When you’re a teenager, no matter how skeptical and scornful you might be toward your elders — especially teachers and parents — at some level, you tend to believe that they are better or stronger than you, or at least immune to crippling fits of emotion. That’s how it was in the 1980s, anyway, and it was still true in 2001, as I saw during the 9/11 attacks. You tend to think that only obvious psychopaths like Jeffrey Dahmer are ruined grown-ups, and you tell yourself you’ll never confront such monsters anyway.
As a result, I cannot imagine how appalled I would have been in the wake of Challenger disaster to see a supposed adult – a news figure, no less, or at least a flapping face on a TV screen — attempt to delegitimize my and my classmates’ ideas and feelings by declaring, in effect, “Whatever those Concord High kids are saying about the space program, NASA, Morton Thiokol — they’re not reliable commentators on any of it.” Sure, we were kids, but a lot of is were already a fuck of a lot more on the ball and worth listening to out there than at least half of the adults in this country.
But we didn’t know it. In those days, there was no national-scale media-propaganda outlet set aside especially for stupid and insane people, as there is now. Carnival-barker media figures like O’Reilly, Tucker Carlson, Sean Hannity, and every other squint-eyed piece of shit out there didn’t exist except in their ugly formative stages. Unfortunately, the sort of ignorant, resentful, incompetent mouth-breathing, Bible-banging bumpkins did, and they were an untapped market, unknowingly waited for a series of wrinkly peckers to metaphorically (in most cases) fellate (or worse).
Anyone suggesting that the kids in Parkland have an emotional stake in what they’re saying is absolutely correct. But trying to say this doesn’t matter is both obviously stupid and cruel. And people like Bill O’Reilly know it.

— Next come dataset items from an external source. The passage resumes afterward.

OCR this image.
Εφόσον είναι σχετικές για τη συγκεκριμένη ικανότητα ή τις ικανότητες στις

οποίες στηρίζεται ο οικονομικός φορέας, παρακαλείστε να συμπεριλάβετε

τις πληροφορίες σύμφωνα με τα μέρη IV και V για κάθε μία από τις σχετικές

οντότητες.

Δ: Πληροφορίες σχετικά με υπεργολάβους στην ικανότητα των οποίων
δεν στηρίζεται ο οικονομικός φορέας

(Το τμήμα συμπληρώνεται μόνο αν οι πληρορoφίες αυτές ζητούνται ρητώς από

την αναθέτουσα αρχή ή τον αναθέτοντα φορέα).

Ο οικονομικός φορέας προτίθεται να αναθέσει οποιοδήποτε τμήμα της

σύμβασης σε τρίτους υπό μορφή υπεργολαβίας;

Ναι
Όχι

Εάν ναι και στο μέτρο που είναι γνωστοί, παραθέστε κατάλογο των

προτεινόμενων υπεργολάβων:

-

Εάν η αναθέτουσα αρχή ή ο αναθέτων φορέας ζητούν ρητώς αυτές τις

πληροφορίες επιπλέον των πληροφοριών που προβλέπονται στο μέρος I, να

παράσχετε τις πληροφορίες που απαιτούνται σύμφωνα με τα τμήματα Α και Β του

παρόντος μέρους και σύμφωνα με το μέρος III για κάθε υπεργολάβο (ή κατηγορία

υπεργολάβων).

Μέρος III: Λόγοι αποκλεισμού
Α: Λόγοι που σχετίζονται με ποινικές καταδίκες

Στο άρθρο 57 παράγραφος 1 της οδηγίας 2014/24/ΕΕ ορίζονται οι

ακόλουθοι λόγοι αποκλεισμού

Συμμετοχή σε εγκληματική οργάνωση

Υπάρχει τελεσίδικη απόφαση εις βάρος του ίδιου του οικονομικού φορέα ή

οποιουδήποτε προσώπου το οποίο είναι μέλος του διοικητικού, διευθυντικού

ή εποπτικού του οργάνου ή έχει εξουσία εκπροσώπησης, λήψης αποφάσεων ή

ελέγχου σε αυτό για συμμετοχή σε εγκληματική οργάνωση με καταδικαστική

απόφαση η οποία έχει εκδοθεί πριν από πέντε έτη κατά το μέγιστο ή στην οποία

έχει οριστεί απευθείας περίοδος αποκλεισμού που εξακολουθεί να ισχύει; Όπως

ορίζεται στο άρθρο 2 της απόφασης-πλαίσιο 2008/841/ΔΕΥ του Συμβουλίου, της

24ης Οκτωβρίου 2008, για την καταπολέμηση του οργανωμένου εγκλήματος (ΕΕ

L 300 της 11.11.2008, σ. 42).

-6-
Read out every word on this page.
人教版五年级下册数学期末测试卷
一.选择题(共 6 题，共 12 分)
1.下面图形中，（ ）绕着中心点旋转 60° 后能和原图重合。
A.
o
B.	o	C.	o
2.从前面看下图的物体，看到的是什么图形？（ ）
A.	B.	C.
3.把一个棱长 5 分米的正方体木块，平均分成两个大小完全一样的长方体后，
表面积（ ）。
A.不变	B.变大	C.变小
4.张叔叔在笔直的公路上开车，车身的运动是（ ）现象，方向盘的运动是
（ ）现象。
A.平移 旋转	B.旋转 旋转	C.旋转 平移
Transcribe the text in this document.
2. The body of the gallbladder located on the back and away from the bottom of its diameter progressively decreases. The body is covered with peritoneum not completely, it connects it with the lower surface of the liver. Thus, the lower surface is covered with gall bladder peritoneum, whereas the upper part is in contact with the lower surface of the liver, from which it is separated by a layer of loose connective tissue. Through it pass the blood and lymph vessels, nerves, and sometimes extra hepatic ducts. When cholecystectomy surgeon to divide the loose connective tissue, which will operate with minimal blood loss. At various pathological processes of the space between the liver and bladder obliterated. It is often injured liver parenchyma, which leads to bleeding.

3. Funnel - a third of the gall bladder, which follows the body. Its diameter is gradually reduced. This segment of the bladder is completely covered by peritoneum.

Also, my inclusion of that response from Shannon Moore, whoever she is (“a witch in search of her hat” is my first guess) was no accident. Despite being a simpleton, this “Christian” — who on her profile at least has the honesty to refer to herself as an aspiring writer, which makes sense given the wealth of basic grammatical and factual errors on her shitblog — is among the many amateur conserva-pundits pretending as though a handful of young people eating detergent constitutes a generation-wide phenomenon. Millions of howling rednecks, most of them older Americans like Shannon Moore, believe the crap spraying from the face-anuses of O’Reilly and Donald Trump every day, and most of them are “Christians” who think the cheerleader-fondling Roy Moore should have been elected because party loyalty. I’d say the latter peer group constitutes a greater danger to society than the former one does. Fortunately, they’re older and will die fairly soon, although not soon enough, the damage they’ve done will live on even as their bloated corpses rot unpretentiously away, the charred imaginary souls within destined for a Hell that unfortunately is as much of a lie as the rest of the nonsense these syphilitic twats believe.
If Trump were serious about an infrastructure overhaul, he would find a way to permanently plug the gushing sewer pipes extending from the faces of O’Reilly, Hannity, Carlson, Laura Ingraham, Dana Loesch, and of course himself and the various misbred proto-hominid life forms in his own family. He would find a way to detoxify the source of these messes, so whatever later emerged into the restored face-conduits was less obviously wrongheaded and inflammatory.